Yes, it can. The Regs are a good example of regulation by committee and not only do they contradict themselves, they also contain some proper nonsense about employers only seeing statistical data. Unless there are thousands of employees then this grouped audiometric test data is statistically useless. There is also little point in comparing one year against another as the analysis as the type of people being tested changes each year - in some years you are mainly testing people with a problem, while in others you are focused mainly on the Category 1 people. In addition, in health and safety we are supposed to protect individuals, not groups, which means individual audiometry data is needed and not just anonymous statistical rubbish. More information employer access to data is given here.

As well as this, the employer needs to know when people are due retests so the work can be scheduled, and importantly, so it can be budgeted for. From the frequency of re-testing, anyone with half a brain can easily work out what an individual's result was - if they are getting retested every three years then it was clearly a Category 1, if it's every two years then it was a Category 2, while if it's every year it must be a Category 3 or 4. This makes the anonymous statistical approach even more of a nonsense and your Noise Chap is too old and grumpy to be faffing about with that charade and insists on doing the job properly.

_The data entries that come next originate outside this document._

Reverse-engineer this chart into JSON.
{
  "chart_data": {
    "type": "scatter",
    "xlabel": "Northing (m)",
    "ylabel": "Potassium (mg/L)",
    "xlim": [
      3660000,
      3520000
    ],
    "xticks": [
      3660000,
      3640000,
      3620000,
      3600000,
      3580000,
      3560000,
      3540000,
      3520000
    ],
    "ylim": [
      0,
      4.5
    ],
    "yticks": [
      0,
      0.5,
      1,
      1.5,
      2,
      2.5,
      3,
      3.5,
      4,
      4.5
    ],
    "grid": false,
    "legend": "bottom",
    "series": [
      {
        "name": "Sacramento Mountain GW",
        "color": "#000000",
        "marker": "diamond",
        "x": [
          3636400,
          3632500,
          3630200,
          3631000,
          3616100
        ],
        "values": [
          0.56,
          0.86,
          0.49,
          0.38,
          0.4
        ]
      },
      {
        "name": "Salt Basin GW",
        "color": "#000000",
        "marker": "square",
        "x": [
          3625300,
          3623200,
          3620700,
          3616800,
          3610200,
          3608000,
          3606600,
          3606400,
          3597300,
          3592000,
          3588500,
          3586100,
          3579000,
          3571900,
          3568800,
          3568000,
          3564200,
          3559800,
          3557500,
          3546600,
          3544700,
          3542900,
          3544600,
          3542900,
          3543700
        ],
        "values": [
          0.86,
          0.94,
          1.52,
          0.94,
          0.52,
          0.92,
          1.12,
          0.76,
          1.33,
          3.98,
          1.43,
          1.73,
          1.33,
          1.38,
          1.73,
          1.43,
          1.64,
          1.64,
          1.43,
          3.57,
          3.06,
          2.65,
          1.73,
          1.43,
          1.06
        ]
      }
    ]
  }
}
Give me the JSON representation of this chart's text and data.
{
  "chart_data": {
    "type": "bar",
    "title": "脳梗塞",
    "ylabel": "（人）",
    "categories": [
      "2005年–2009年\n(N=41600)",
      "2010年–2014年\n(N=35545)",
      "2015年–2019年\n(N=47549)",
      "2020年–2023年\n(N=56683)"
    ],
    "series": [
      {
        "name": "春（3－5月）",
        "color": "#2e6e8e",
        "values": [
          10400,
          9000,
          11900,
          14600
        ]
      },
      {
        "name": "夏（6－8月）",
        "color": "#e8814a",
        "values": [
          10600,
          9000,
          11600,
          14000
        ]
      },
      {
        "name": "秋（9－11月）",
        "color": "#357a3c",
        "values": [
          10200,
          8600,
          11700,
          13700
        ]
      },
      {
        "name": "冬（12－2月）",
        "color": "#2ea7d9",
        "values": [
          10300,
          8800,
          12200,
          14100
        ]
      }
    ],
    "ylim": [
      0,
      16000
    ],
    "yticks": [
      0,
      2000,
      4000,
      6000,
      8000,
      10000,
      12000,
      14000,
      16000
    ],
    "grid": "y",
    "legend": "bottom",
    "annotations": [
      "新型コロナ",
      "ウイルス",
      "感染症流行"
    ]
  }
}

What about GDPR and employee consent for data gathering?

GDPR doesn't say consent is needed for all data gathering and is explicit in saying consent is not needed when data is being used to comply with another legal requirements, so in this case the hearing test elements of the Noise Regs.  

Distribution of audiometry data to GPs

Another issue to consider is the passing of audiometry data to third parties such as GPs as even though they are medical professionals, they are still outside the enclosure of the employer-employee relationship. We avoid this issue completely by taking the route of instructing audiometry screening attendees identified as having undiagnosed hearing problems to go and see their GP themselves, and give them a letter and copy of the audiogram to take with them. This way neither The Noise Chap nor the employer are passing data on to a 3rd party and it is the employee themselves giving it to the GP.